Lust: Lust is not love. It is using another person for personal pleasure and that is not healthy. To love others as God loves us is healthy. Lust causes unwanted pregnancies and the killing of unwanted babies. How can that be healthy? That is murder, and the whole affair is not pure and it is not simple.

Anger: Anger can get all of us into trouble and no one in fits of rage can be considered to be mentally healthy. Yet to not get angry at wrong doing and is also unhealthy. There must be less stressful ways of dealing with such intense emotions. People do things when angry, and when mentally not healthy that they would not do when clear headed.

Greed: is another unhealthy mind condition that cannot get enough. They never seem to know when to stop and stop using the fruits of their labor as they were intended to be used by healthy minds.

Sloth: Laziness I suppose is what the amounts to. Nothing much is heard of this word anymore but the word reminds us those slow moving seemingly uncaring creatures. Sluggishness is certainly not healthy, whatever else it is. And who among us has not been lazy at times. We even admit to being somewhat lazy when asked why we did not do such and such, but how many of us will ever admit to sloth?

To answer the question what has sin to do with mental health, I reiterate it has everything to do with it, but probably not in the way sin is viewed by most people. The above characteristics are sinful and aren't we all sinning? And it is this very sin that keeps us from growing mentally healthier and healthier by making every effort to keep to our path and to do the work on earth we were meant to do.

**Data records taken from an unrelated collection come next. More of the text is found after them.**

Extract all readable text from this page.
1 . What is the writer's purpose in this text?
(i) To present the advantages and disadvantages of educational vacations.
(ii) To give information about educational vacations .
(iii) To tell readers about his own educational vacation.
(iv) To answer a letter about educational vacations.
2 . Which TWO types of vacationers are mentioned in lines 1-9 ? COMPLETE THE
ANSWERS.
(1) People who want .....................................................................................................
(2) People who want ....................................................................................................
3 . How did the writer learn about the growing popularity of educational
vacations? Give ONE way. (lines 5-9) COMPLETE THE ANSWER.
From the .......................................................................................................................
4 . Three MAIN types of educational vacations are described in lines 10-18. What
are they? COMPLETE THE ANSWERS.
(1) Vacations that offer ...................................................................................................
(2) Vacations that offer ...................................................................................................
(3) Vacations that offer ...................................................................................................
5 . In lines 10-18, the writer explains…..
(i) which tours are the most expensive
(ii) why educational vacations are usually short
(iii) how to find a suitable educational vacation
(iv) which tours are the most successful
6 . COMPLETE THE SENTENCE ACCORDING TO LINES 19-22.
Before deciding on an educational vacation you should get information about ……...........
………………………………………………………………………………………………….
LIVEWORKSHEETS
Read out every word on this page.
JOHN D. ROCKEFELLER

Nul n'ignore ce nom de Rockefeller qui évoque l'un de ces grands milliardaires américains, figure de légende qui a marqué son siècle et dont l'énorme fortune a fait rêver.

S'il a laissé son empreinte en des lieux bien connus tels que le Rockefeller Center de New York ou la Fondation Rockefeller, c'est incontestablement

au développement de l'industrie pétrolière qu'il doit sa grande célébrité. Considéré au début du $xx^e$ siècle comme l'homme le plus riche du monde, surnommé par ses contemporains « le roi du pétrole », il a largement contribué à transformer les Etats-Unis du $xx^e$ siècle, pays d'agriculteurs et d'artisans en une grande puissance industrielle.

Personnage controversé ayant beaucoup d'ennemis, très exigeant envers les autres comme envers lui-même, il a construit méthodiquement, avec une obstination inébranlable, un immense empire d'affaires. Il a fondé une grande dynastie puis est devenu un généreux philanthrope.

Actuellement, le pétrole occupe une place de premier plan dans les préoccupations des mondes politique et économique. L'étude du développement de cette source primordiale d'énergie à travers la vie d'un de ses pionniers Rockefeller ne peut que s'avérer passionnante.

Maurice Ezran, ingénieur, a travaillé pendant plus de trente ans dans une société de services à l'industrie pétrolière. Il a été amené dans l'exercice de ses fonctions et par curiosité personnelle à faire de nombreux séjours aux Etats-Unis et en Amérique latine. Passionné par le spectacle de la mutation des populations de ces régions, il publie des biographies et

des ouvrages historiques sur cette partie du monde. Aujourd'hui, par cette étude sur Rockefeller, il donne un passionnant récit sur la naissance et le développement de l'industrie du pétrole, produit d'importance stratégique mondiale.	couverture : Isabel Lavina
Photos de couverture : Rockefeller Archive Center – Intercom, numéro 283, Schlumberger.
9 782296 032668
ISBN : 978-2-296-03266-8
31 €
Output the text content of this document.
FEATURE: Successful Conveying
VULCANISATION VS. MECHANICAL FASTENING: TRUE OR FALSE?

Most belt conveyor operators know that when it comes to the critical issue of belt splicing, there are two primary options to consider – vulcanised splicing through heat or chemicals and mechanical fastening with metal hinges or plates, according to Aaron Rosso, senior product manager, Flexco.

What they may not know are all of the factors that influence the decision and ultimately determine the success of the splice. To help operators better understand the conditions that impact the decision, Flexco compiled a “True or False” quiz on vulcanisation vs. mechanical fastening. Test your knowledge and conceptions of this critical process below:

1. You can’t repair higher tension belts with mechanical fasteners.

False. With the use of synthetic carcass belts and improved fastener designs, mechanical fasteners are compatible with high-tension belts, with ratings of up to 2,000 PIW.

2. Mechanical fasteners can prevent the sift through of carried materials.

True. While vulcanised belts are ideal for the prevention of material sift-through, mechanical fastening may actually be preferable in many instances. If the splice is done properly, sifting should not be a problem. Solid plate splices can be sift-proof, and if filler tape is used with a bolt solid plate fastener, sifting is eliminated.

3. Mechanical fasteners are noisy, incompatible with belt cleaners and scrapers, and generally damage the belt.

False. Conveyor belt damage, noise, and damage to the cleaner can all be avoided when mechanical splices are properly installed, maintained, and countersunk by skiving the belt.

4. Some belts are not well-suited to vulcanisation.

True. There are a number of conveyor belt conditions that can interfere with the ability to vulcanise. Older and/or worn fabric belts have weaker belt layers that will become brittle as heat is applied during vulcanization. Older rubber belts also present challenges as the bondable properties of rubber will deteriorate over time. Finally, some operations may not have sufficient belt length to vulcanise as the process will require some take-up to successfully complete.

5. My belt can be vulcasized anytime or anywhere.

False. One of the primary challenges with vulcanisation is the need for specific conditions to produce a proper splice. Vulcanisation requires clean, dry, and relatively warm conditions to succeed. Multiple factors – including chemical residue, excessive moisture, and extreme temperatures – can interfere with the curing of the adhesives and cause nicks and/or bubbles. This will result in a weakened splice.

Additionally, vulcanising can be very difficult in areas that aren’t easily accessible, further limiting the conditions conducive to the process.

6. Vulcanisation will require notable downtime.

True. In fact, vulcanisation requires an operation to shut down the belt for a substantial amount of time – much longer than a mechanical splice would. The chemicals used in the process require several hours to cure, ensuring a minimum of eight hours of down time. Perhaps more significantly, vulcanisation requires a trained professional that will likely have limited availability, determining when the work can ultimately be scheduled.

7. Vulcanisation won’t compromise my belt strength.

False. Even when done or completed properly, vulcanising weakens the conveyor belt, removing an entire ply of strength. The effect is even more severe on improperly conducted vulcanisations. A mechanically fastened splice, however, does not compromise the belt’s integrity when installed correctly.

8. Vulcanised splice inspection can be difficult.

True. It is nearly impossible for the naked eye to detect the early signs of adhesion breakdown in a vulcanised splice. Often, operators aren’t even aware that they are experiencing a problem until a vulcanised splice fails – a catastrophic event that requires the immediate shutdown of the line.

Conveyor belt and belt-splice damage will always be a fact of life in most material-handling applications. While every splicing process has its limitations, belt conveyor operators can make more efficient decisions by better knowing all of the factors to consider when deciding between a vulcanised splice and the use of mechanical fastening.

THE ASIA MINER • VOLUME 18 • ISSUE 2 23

As long as we keep our eyes and ears closed to the truth of our own sin and we use every bit of our energy to hide the fact of our wrong doing, how can we ever hope to be cured of our mental and physical illness? Therefore I accuse everyone, myself included, of being mentally ill at times. Some more than others, of course, no one is mentally healthy to the point they can gloat or brag about it.

The point of the above discussion is to show that no matter how much one denies it, mental illness is prevalent in the world today, and no one is spared.
Before anything can be done about it, each individual -- if they are capable of this much truthfulness within themselves -- must admit to their own signs. To whom do they admit this too? To their God, of course.